While discussion of it has found its way into the commentary literature, it also sparked a number of responses, all in the same journal (Vetus Testamentum, probably the premier academic journal in the field of Hebrew Bible/Old Testament studies). Anyone interested in Humphreys' approach would be advised to read through the lot:

The bibliography is actually a bit larger than that, but these are the main items responding to Humphreys in English.

Upvote:7

At the time of Nero Egypt had 7.5 million men:

This country is extended as far as the Ethiopians, and Arabia the Happy, and borders upon India; it hath seven million five hundred thousand men, besides the inhabitants of Alexandria, as may be learned from the revenue of the poll tax; yet it is not ashamed to submit to the Roman government, although it hath Alexandria as a grand temptation to a revolt, by reason it is so full of people and of riches, and is besides exceeding large (Works of Josephus, Wars of the Jews 2.385)

As far as I know there is not any historical record of any census done in Egypt at the time of Thutmose II (around 1500 B.C.), which is the time we are probably speaking about. Those who do try to 'guess' at ancient Egyptian populations do so based on “estimates of cultivated area and yields” of the land (a). In other words how much land did they seem to occupy and how well would that land have supported a population. Different people make different guesses with a range of around four million variance.

Now as we have a record of 600,000 men leaving Egypt and just for the sake of argument we estimate the 7.5 million Egyptian men were ¼ of its size at that time (for this is really only guess work anyway) we would have around 2 million men. For the sake of skepticism we reduced this some more to around 1.5 million men 1500 years before Nero, then still the Egyptians would still outnumber Israel.

In any case it would seem that Egypt had more men than Israel at any time in the guesses and when we consider what the scripture says as to why the Pharaoh began to deal cruelly with the Jews, it seems that the number 600,000 makes a lot of sense:

Then Joseph died, and all his brothers and all that generation. 7 But the people of Israel were fruitful and increased greatly; they multiplied and grew exceedingly strong, so that the land was filled with them. 8 Now there arose a new king over Egypt, who did not know Joseph. 9 And he said to his people, “Behold, the people of Israel are too many and too mighty for us. (Exodus 1:6-9)

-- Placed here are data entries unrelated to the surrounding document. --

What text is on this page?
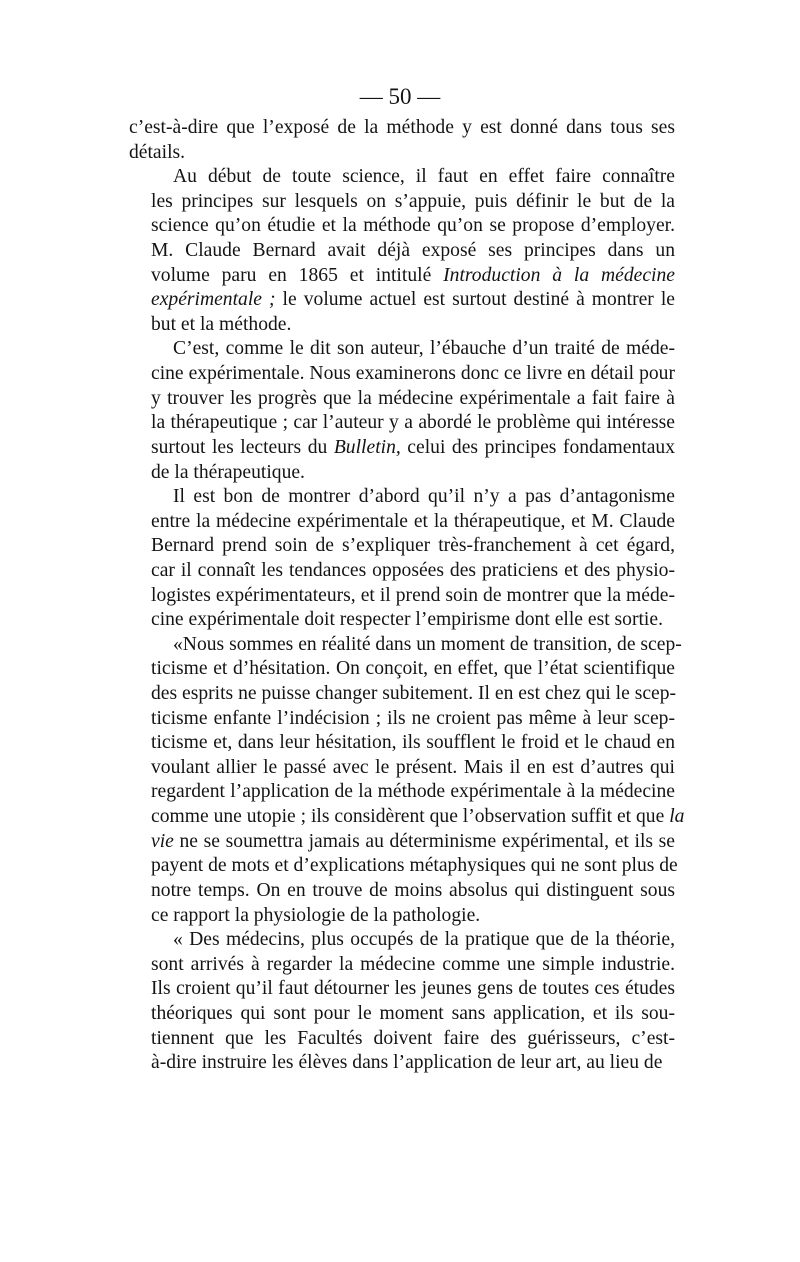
— 50 —
c’est-à-dire que l’exposé de la méthode y est donné dans tous ses
détails.
Au début de toute science, il faut en effet faire connaître
les principes sur lesquels on s’appuie, puis définir le but de la
science qu’on étudie et la méthode qu’on se propose d’employer.
M. Claude Bernard avait déjà exposé ses principes dans un
volume paru en 1865 et intitulé Introduction à la médecine
expérimentale ; le volume actuel est surtout destiné à montrer le
but et la méthode.
C’est, comme le dit son auteur, l’ébauche d’un traité de méde-
cine expérimentale. Nous examinerons donc ce livre en détail pour
y trouver les progrès que la médecine expérimentale a fait faire à
la thérapeutique ; car l’auteur y a abordé le problème qui intéresse
surtout les lecteurs du Bulletin, celui des principes fondamentaux
de la thérapeutique.
Il est bon de montrer d’abord qu’il n’y a pas d’antagonisme
entre la médecine expérimentale et la thérapeutique, et M. Claude
Bernard prend soin de s’expliquer très-franchement à cet égard,
car il connaît les tendances opposées des praticiens et des physio-
logistes expérimentateurs, et il prend soin de montrer que la méde-
cine expérimentale doit respecter l’empirisme dont elle est sortie.
«Nous sommes en réalité dans un moment de transition, de scep-
ticisme et d’hésitation. On conçoit, en effet, que l’état scientifique
des esprits ne puisse changer subitement. Il en est chez qui le scep-
ticisme enfante l’indécision ; ils ne croient pas même à leur scep-
ticisme et, dans leur hésitation, ils soufflent le froid et le chaud en
voulant allier le passé avec le présent. Mais il en est d’autres qui
regardent l’application de la méthode expérimentale à la médecine
comme une utopie ; ils considèrent que l’observation suffit et que la
vie ne se soumettra jamais au déterminisme expérimental, et ils se
payent de mots et d’explications métaphysiques qui ne sont plus de
notre temps. On en trouve de moins absolus qui distinguent sous
ce rapport la physiologie de la pathologie.
« Des médecins, plus occupés de la pratique que de la théorie,
sont arrivés à regarder la médecine comme une simple industrie.
Ils croient qu’il faut détourner les jeunes gens de toutes ces études
théoriques qui sont pour le moment sans application, et ils sou-
tiennent que les Facultés doivent faire des guérisseurs, c’est-
à-dire instruire les élèves dans l’application de leur art, au lieu de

It seems that the men of Israel were starting to compete with the numbers of Egyptians so that Pharaoh was worried they would overtake them. Therefore the number 600,000 seems realistic and there is no apparent exaggeration from my point of view.

If I were trying to reconstruct the population of Egypt at the time of Moses I would not bother with supposed "land yields" (this is a sketchy science at best) but just start with a reliable figure like 600,000 Jews. Then I would make a rough guess on the biblical description that the Egyptians were 1.5 to 3.0 times that (900,000 - 1,800,000). Then we would be saying from 1500 B.C. to 30 A.D. the population grew from around (1.5 - 2.4) million to 7.5 million. There is nothing surprising or unrealistic about this sort of growth at all. If there is supposedly someone who thinks they can with confidence calculate different numbers, I would like to see the calculation and review the assumption they have made. I am confident anybody could easily find huge holes in them.

(a) Life of the Ancient Egyptians by Eugen Strouhal, Deryck Viney, Werner Forman and Geoffrey T. Martin (Nov 15, 1992) Page 134.